SODALITE simplifies the use of heterogeneous IaC approaches in designing and runtime reconfiguration of the deployment models of cloud and HPC applications. The SODALITE approach is built on top of the TOSCA (Topology and Orchestration Specification for Cloud Applications) standard. A key task in SODALITE is to detect and correct defects (smells or anti-patterns) in IaC code scripts, TOSCA configuration files, deployment workflows, and infrastructure designs. The design support in SODALITE is grounded on ontology engineering and model-driven architecture. Thus, defect detection and correction also follows a semantic model-driven approach. In addition, we investigate the use of machine learning and NLP (natural language processing) techniques for detecting specific types of defects such as linguistic anti-patterns.

References

  1. Rahman, Akond, Chris Parnin, and Laurie Williams. "The seven sins: security smells in infrastructure as code scripts." Proceedings of the 41st International Conference on Software Engineering. IEEE Press, 2019.

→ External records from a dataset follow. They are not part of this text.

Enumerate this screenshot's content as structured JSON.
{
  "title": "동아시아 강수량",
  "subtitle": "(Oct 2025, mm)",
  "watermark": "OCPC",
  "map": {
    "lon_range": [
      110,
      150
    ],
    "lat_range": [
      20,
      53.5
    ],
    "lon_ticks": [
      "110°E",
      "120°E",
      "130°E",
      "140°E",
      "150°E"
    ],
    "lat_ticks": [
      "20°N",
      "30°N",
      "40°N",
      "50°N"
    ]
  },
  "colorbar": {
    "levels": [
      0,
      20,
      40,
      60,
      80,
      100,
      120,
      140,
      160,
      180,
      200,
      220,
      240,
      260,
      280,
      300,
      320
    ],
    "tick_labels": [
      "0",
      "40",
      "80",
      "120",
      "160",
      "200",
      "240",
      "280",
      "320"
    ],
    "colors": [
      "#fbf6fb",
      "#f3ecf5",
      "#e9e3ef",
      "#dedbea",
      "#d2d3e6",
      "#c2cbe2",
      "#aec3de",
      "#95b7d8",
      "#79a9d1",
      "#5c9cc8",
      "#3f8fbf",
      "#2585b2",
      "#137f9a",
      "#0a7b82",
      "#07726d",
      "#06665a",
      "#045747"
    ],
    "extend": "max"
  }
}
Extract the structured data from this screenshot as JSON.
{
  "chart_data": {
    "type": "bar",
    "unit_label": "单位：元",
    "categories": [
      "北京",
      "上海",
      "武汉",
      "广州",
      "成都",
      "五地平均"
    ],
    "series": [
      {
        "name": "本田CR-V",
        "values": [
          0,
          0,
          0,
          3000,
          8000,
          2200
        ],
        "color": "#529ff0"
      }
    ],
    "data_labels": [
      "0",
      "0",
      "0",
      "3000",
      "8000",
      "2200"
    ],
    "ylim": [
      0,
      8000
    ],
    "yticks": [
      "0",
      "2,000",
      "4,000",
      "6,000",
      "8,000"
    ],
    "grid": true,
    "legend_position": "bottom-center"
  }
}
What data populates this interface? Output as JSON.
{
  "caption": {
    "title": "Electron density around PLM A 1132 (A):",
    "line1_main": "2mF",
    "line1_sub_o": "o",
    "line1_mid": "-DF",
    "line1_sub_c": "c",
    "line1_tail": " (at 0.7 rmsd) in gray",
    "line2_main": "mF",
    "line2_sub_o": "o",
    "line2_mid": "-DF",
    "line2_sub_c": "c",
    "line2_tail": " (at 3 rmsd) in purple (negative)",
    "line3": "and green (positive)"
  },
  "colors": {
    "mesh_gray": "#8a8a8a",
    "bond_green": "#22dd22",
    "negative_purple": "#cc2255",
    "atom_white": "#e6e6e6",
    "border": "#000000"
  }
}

  2. Puppet Documentation.https://puppet.com/docs
  3. Chef Documentation. https://docs.chef.io/
  4. Ansible Documentation: https://docs.ansible.com/
  5. Pulumi Documentation: https://www.pulumi.com/
  6. Saltstack Documentation: https://docs.saltstack.com/en/latest/
  7. CFEngine: https://cfengine.com/
  8. Terraform Documentation: https://www.terraform.io/docs/index.html
  9. Sharma, Tushar, and Diomidis Spinellis. "A survey on software smells." Journal of Systems and Software 138 (2018): 158-173.
  10. Tushar Sharma, Marios Fragkoulis, and Diomidis Spinellis. 2016. Does your configuration code smell?. In Proceedings of the 13th International Conference on Mining Software Repositories (MSR '16). ACM, New York, NY, USA, 189-200.
  11. Schwarz, Julian, Andreas Steffens, and Horst Lichter. "Code Smells in Infrastructure as Code." 2018 11th International Conference on the Quality of Information and Communications Technology (QUATIC). IEEE, 2018.